Brian Roebke photo
Mel Bastian celebrated his 100th birthday with a family dinner on Friday afternoon at the Out-O-Town Club in Kaukauna. Pictured are Bastian, Tom VanderHeiden, Nan VanderHeiden, Jerry Wallander, Karen Wallander Betty Bastian, and Gerry Bastian.
By Brian Roebke
A person can’t ask for much more than turning 100 years old, in good health, still living at home, and doing their own lawn mowing and snow removal.
Mel Bastian pretty happy, if not unimpressed, that he’s lived long enough to become a centenarian.
He thinks he’s lived in the best 100 years, having seen the advent of television and now using a computer, email, and a cell phone.
He graduated from Wrightstown High School in 1939, as valedictorian no less, along with his late wife, Lois Vanderheiden.

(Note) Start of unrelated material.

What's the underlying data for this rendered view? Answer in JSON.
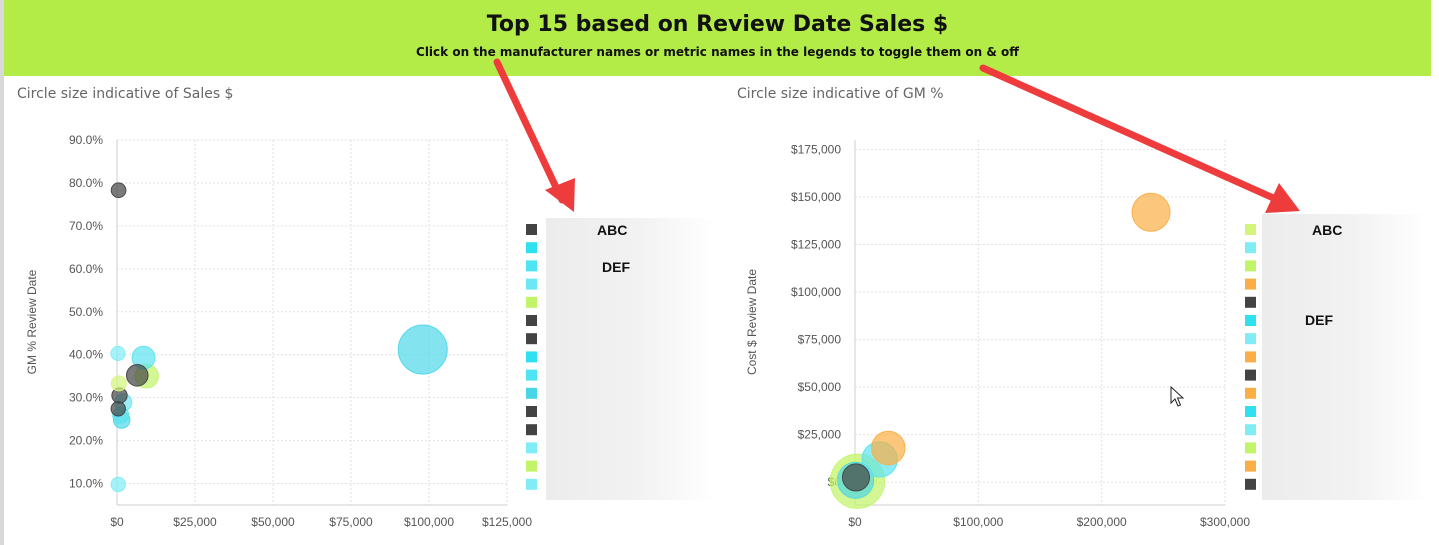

They started with 30 in the class but only 25 graduated.
He’s one of only two survivors of the class, along with John Early, who lives in Green Bay.
“He’s been 100 for a couple months already,” Bastian said.
He remembers the school adding a gym to the building when he was a sophomore.
He worked in the shipyards in Sturgeon Bay where he was signed up to be a welder but never saw a welding machine prior to that. He eventually became a welder for about a year.
He joined the Air Force as a young man, wanting to be a pilot, but an eye test discovered a problem.
“I passed the written test and went to Milwaukee for the physical and they found out I was partially color blind,” he said.
As life went on, he owned a gravel crushing and washing plant with two others in Brillion and retired when he was 62. He’s now been retired for almost as long as he worked.
He has two sons, Gerry and Richard.
In addition to enjoying golf, Mel is a cribbage player and was still bowling at age 90.
He’s in good health, and gets around better since he had a pacemaker installed a few years ago that Gerry said makes him go like the Energizer bunny.
“He still lives in the same house, he cuts his own grass, blows his own snow in the winter,” Gerry said. “He prays for snow now because he likes that machine that goes out. (when it does).”
Bastian golfed in leagues until about five years ago and was the guy who collected the records on the computer, having to print copies for his buddies.
As with most people, he never thought he would live to reach the century mark, but admitted he’s been looking forward to it for the past year or so.